Общей для обеих стран, однако, является проблема «колониального» сознания. Российский либерализм в том виде, в каком он вышел на историческую сцену в начале 1990-х годов, был, возможно, еще более имитационным и подражательным, нежели либерализм части истеблишмента польской Третьей республики. Более того, само это подражание в России оказалось явно менее удачным — если судить хотя бы по политическим и экономическим итогам последнего десятилетия прошлого века в обеих странах. Кроме того, консервативный («неосарматский») лагерь в Польше, при всей специфике его идеологии, никогда не противопоставлял свою страну Европе (хотя противопоставляет ее Евросоюзу как, по мнению большинства польских правых, образованию бюрократическому и искусственному). Для польских консерваторов Польша — безусловная часть Европы, просто специфическая и во многих отношениях лучшая: здесь можно вспомнить романтическую теорию «Польши — Христа Европы» и многие другие концепции собственной исключительности, свойственные польскому национализму. Однако, повторю, это национализм, рассматривающий себя в рамках европейской, прежде всего католической, традиции, мыслящий себя ее важной и неотъемлемой частью. Именно здесь у польских консерваторов есть точка соприкосновения с соотечественниками-либералами.
Напротив, нынешний российский консерватизм представляет собой коктейль из имперскости, причудливым образом опирающейся на обе исторические традиции — царскую и советско-сталинскую, а также православного мессианства, социального консерватизма и государственного патернализма.
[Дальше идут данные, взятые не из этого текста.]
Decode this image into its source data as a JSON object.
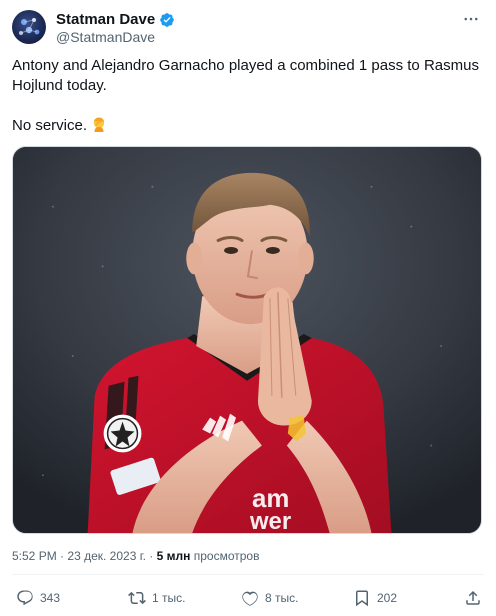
{
  "author": {
    "display_name": "Statman Dave",
    "handle": "@StatmanDave",
    "verified": true
  },
  "tweet": {
    "line1": "Antony and Alejandro Garnacho played a combined 1 pass to Rasmus Hojlund today.",
    "line2": "No service.",
    "emoji_icon": "person-facepalming-icon"
  },
  "meta": {
    "time": "5:52 PM",
    "date": "23 дек. 2023 г.",
    "separator": "·",
    "views_count": "5 млн",
    "views_label": "просмотров"
  },
  "actions": {
    "replies": "343",
    "retweets": "1 тыс.",
    "likes": "8 тыс.",
    "bookmarks": "202"
  },
  "colors": {
    "verified": "#1d9bf0",
    "text_primary": "#0f1419",
    "text_secondary": "#536471",
    "jersey_red": "#c8102e"
  }
}
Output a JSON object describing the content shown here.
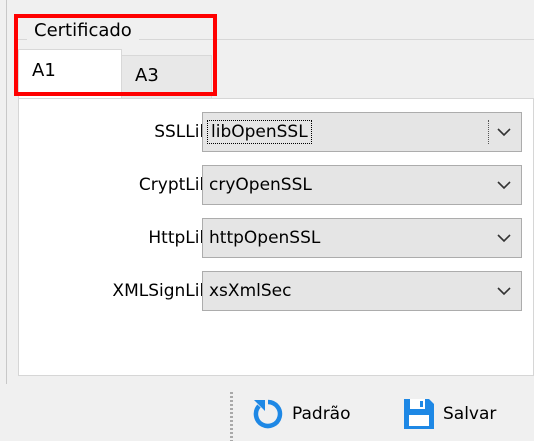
{
  "certificado": {
    "group_title": "Certificado",
    "tabs": [
      {
        "label": "A1",
        "active": true
      },
      {
        "label": "A3",
        "active": false
      }
    ],
    "fields": [
      {
        "label": "SSLLib:",
        "value": "libOpenSSL"
      },
      {
        "label": "CryptLib:",
        "value": "cryOpenSSL"
      },
      {
        "label": "HttpLib:",
        "value": "httpOpenSSL"
      },
      {
        "label": "XMLSignLib:",
        "value": "xsXmlSec"
      }
    ]
  },
  "toolbar": {
    "default_label": "Padrão",
    "save_label": "Salvar"
  },
  "colors": {
    "highlight": "#ff0000",
    "icon_blue": "#1e88e5"
  },
  "icons": {
    "default": "refresh-icon",
    "save": "floppy-disk-icon",
    "dropdown": "chevron-down-icon"
  }
}
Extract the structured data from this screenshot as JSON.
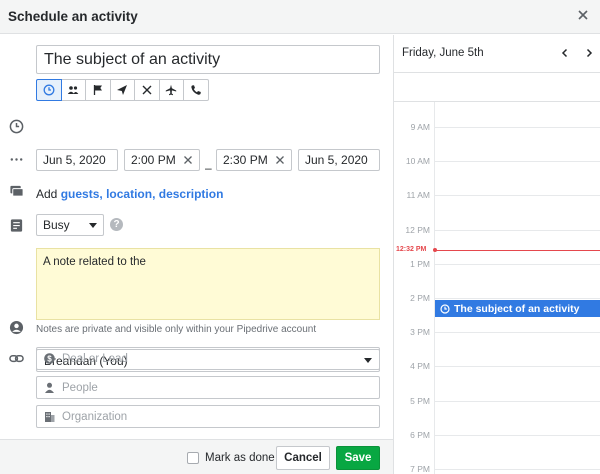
{
  "window": {
    "title": "Schedule an activity"
  },
  "form": {
    "subject_value": "The subject of an activity",
    "activity_types": [
      "call-icon",
      "meeting-icon",
      "flag-icon",
      "email-icon",
      "lunch-icon",
      "plane-icon",
      "phone-icon"
    ],
    "start_date": "Jun 5, 2020",
    "start_time": "2:00 PM",
    "end_time": "2:30 PM",
    "end_date": "Jun 5, 2020",
    "dash": "–",
    "add_prefix": "Add",
    "add_guests": "guests,",
    "add_location": "location,",
    "add_description": "description",
    "availability": "Busy",
    "help": "?",
    "note_value": "A note related to the",
    "note_hint": "Notes are private and visible only within your Pipedrive account",
    "owner": "Breandan (You)",
    "deal_placeholder": "Deal or Lead",
    "person_placeholder": "People",
    "org_placeholder": "Organization"
  },
  "footer": {
    "mark_done": "Mark as done",
    "cancel": "Cancel",
    "save": "Save"
  },
  "calendar": {
    "date": "Friday, June 5th",
    "hours": [
      "9 AM",
      "10 AM",
      "11 AM",
      "12 PM",
      "1 PM",
      "2 PM",
      "3 PM",
      "4 PM",
      "5 PM",
      "6 PM",
      "7 PM"
    ],
    "now_time": "12:32 PM",
    "event_title": "The subject of an activity"
  },
  "colors": {
    "accent": "#317ae2",
    "save": "#08a742",
    "now_line": "#e5484d",
    "note_bg": "#fffbd6"
  }
}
Европа и Запад для носителей такого мировоззрения — силы чужие и враждебные, поэтому с собственными, российскими либералами-западниками разговаривать в принципе не о чем: они автоматически исключаются из числа соотечественников, не воспринимаются иначе как «предатели», «власовцы», «пятая колонна». Трудно сказать, насколько быстрым и удачным окажется выход Польши из порочного круга политической поляризации (здесь я не склонен полностью разделять оптимистичные выводы Мацея Ручая). Но уже сейчас ясно, что для России эта задача будет куда более трудной. Однако, как и в польском случае, надежды здесь, видимо, следует возлагать на тех (пока немногочисленных) представителей политически активной части общества, которые сумеют увидеть в своей стране часть Европы, но при этом самоценную ее часть, заслуживающую «зрячей», критичной, но безусловной любви. Тех, для кого «центр цивилизации» будет там, где они живут, — притом что сама эта цивилизация останется европейской, а жизнь — русской. Даст Бог, такое еще возможно.